Having made it pretty far into Dark Souls, I now feel confident saying what I feel about it. Beware, unmarked spoilers.
I'm fairly sure all of you have heard of Dark Souls, and it's supposedly high difficulty. Well, that's not exaggarated. It truly is a gruesome trek. But - and that's what makes this game into a masterpiece - the difficulty is not just there for its own sake. It is not just a challenge. Everything in the game (even the clunky in-game menu controls!) ultimately underlines the heavy, bleak atmosphere that permeates the entire adventure. And it is this atmosphere that sets Dark Souls apart from everything available right now.
After an intro movie, the contents of which you will likely have forgotten by the time it would be relevant story-wise, you wake up in a cell. Unarmed. Naked. Disfigured.
Fast forward. I arrived in a place called "Firelink Shrine". A bunch of demolished buildings, the earth strewn with corpses. And, next to a burnt-out bonfire, a single human being. He laughs at me for even trying to change something.
As I explored the world, dying countless, pointless deaths, Firelink Shrine became kind of a home for me.
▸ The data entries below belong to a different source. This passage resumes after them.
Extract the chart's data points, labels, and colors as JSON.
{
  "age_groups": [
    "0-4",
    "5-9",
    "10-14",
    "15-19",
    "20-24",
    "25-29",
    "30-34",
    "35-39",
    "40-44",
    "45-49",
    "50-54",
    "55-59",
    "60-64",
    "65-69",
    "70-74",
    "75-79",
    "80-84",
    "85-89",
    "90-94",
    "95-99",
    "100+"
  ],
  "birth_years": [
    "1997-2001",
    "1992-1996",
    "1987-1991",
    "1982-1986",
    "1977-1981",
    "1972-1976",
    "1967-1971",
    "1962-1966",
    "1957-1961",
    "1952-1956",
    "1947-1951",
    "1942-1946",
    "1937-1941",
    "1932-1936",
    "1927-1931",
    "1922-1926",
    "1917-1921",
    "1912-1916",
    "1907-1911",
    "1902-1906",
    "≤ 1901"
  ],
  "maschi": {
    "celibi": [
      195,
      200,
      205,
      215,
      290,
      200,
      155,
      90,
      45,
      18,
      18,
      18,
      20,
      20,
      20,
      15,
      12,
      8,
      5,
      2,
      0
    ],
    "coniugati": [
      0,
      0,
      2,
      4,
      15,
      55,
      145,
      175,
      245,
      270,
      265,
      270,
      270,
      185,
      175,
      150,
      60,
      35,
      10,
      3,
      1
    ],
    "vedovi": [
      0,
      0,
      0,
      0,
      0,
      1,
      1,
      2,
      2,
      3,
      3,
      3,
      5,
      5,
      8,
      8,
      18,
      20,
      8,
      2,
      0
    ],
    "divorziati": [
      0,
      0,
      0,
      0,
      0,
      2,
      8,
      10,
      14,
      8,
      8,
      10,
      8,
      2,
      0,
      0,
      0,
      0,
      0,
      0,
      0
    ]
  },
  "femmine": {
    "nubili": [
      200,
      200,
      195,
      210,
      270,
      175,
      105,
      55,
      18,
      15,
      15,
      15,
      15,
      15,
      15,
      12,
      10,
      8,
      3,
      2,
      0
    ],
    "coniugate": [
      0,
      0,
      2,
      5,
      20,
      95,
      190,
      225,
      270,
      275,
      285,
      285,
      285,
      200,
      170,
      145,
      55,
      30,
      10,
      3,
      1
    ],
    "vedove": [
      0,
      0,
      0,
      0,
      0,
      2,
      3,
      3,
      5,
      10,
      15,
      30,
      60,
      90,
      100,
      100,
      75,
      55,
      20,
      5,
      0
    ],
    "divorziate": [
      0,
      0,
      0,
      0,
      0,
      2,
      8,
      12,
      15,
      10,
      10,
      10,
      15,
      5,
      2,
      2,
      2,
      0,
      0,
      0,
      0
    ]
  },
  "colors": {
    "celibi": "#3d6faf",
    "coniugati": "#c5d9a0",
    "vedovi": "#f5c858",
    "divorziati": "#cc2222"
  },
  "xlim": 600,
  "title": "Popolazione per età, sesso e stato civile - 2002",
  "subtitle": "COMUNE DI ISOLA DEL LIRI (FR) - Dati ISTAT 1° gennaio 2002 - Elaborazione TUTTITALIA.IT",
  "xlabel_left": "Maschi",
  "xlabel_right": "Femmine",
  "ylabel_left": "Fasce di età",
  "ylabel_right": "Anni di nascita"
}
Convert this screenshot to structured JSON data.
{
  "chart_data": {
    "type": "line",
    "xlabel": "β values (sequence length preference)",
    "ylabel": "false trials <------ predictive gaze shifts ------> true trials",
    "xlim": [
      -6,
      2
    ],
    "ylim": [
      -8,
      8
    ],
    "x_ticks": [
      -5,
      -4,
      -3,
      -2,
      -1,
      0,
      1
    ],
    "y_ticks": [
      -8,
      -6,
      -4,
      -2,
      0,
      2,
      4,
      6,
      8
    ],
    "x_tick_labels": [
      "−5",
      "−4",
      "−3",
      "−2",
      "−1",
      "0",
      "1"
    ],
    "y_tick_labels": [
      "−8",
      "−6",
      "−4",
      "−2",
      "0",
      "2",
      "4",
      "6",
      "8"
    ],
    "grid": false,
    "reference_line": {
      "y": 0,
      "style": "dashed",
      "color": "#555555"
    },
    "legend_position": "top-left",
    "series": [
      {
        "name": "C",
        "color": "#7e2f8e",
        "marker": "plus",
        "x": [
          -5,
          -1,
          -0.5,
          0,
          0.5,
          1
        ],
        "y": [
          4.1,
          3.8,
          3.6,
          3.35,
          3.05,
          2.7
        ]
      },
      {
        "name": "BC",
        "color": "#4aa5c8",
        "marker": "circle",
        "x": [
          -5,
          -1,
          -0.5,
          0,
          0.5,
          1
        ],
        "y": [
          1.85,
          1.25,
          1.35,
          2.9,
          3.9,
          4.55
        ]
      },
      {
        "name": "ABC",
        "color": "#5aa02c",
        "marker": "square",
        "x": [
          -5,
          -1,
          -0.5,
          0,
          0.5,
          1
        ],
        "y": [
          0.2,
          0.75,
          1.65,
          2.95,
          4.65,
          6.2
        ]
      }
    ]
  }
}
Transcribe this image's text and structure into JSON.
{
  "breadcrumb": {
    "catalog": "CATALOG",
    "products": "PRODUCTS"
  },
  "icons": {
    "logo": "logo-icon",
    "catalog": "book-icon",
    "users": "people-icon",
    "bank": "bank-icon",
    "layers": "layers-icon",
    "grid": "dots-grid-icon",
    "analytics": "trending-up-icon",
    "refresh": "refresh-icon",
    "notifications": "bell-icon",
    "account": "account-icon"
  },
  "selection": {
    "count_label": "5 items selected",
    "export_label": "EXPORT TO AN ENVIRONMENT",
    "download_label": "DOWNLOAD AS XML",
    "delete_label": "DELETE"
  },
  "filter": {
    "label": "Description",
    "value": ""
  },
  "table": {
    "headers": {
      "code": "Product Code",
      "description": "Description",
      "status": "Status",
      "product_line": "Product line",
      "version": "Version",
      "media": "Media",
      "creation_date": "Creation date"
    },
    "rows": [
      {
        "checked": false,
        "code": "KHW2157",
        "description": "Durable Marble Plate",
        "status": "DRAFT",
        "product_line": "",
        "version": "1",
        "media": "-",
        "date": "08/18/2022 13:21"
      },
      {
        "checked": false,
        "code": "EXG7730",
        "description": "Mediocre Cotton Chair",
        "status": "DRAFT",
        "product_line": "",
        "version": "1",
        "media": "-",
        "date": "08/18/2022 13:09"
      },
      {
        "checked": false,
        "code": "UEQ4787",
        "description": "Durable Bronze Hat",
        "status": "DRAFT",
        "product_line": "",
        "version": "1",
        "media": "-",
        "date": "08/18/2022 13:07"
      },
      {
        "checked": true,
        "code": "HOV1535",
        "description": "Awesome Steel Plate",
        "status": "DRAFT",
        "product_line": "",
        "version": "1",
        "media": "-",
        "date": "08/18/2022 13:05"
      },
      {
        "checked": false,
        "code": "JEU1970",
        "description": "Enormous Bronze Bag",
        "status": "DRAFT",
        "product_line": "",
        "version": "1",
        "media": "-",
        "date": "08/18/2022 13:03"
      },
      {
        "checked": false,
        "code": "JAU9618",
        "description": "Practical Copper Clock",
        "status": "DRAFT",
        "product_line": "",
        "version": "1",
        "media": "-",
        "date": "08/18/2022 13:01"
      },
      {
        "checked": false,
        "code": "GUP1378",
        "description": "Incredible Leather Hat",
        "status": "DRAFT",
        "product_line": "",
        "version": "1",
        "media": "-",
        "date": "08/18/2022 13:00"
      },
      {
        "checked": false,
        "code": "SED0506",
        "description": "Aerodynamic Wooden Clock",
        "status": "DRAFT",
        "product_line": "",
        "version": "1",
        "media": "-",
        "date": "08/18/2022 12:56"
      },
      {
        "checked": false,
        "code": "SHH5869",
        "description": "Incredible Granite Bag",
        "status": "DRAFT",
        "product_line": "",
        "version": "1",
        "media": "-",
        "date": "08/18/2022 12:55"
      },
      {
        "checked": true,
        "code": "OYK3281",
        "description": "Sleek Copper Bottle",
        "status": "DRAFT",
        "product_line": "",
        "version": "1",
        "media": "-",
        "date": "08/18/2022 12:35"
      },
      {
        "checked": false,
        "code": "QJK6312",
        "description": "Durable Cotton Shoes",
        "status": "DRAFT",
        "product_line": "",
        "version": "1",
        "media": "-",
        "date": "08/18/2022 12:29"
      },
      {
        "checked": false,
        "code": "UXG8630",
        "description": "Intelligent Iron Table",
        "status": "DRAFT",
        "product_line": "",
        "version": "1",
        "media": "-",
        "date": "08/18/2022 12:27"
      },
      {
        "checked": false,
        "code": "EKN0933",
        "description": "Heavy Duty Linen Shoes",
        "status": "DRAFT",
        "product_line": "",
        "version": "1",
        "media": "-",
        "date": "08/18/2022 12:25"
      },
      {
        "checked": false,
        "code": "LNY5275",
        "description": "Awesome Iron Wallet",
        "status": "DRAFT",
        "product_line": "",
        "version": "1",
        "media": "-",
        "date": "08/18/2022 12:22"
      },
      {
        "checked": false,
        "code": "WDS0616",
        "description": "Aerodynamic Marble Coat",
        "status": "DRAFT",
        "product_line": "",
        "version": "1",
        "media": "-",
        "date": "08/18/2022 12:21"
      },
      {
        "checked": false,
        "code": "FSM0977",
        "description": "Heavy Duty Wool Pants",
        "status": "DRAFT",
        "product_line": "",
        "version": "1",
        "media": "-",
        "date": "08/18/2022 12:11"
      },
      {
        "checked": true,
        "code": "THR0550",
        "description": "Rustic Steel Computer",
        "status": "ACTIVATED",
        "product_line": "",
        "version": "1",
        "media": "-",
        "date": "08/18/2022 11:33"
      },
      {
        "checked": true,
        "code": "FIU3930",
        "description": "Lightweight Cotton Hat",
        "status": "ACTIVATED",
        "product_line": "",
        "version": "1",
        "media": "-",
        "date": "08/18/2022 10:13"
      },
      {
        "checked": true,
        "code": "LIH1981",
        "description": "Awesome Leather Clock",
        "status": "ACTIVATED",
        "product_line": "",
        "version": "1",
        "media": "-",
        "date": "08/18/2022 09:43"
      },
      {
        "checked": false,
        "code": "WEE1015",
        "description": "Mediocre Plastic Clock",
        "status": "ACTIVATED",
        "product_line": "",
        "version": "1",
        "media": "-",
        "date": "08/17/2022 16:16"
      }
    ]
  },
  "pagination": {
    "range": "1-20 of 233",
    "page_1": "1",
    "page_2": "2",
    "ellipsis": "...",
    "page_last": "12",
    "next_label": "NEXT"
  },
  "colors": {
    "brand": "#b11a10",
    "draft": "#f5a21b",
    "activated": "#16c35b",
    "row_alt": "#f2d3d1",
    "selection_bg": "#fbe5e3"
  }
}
People you found and rescued would inevitably end up there - never enough to make it lively, but somehow it always felt like... the largest concentration of hope in the entire world. I passed through it so many times...
Sen's Fortress. The first real test for anyone playing this game. Maybe twenty or thirty hours into the experience. It is soul-crushing. Utterly, completely mind-numbing. And then you arrive at the top of the fortress, and are faced with a huge, ferric humanoid, an encounter that will likely end with another untimely demise.
It is not before one knows the fortress by heart that one can ultimately conquer it. I spend so many hours walking through and dying in it, that I had time to build up a kind of familiarity. And the moment the Iron Golem fell, I felt like I owned the entire world. Now, surely, nothing could stop me anymore. The reason why I was here - to reach the mythic city of Anor Londo, home to a race of Giants - had completely slipped my mind by then.
Moments later, though, a winged creature grabs me and takes me on a tour, over the mountains behind which Anor Londo lies. And I am there. As I look into the distance, massive buildings fill my sight. Before me lies a large stairway. I realized that I see no immediate way back.
You know what? I probably have never felt so homesick, not in a game at least. The knowledge that my way back to Firelink Shrine was cut off was unrivalled in how depressing it was. I was in a completely foreign place, small, vulnerable, insignificant... lonely.
And this is only one example, of one aspect.
Despite having an essentially open world, Dark Souls manages to build this constant, perfect rollercoaster of highs, lows, very lows and extreme lows. And it never seems to end. Yet in all this depressing hopelessness, it instills a kind of spiteful motivation in me, one that compels me to return every time I give up, and continue fighting.
tl;dr Dark Souls is the essence of win.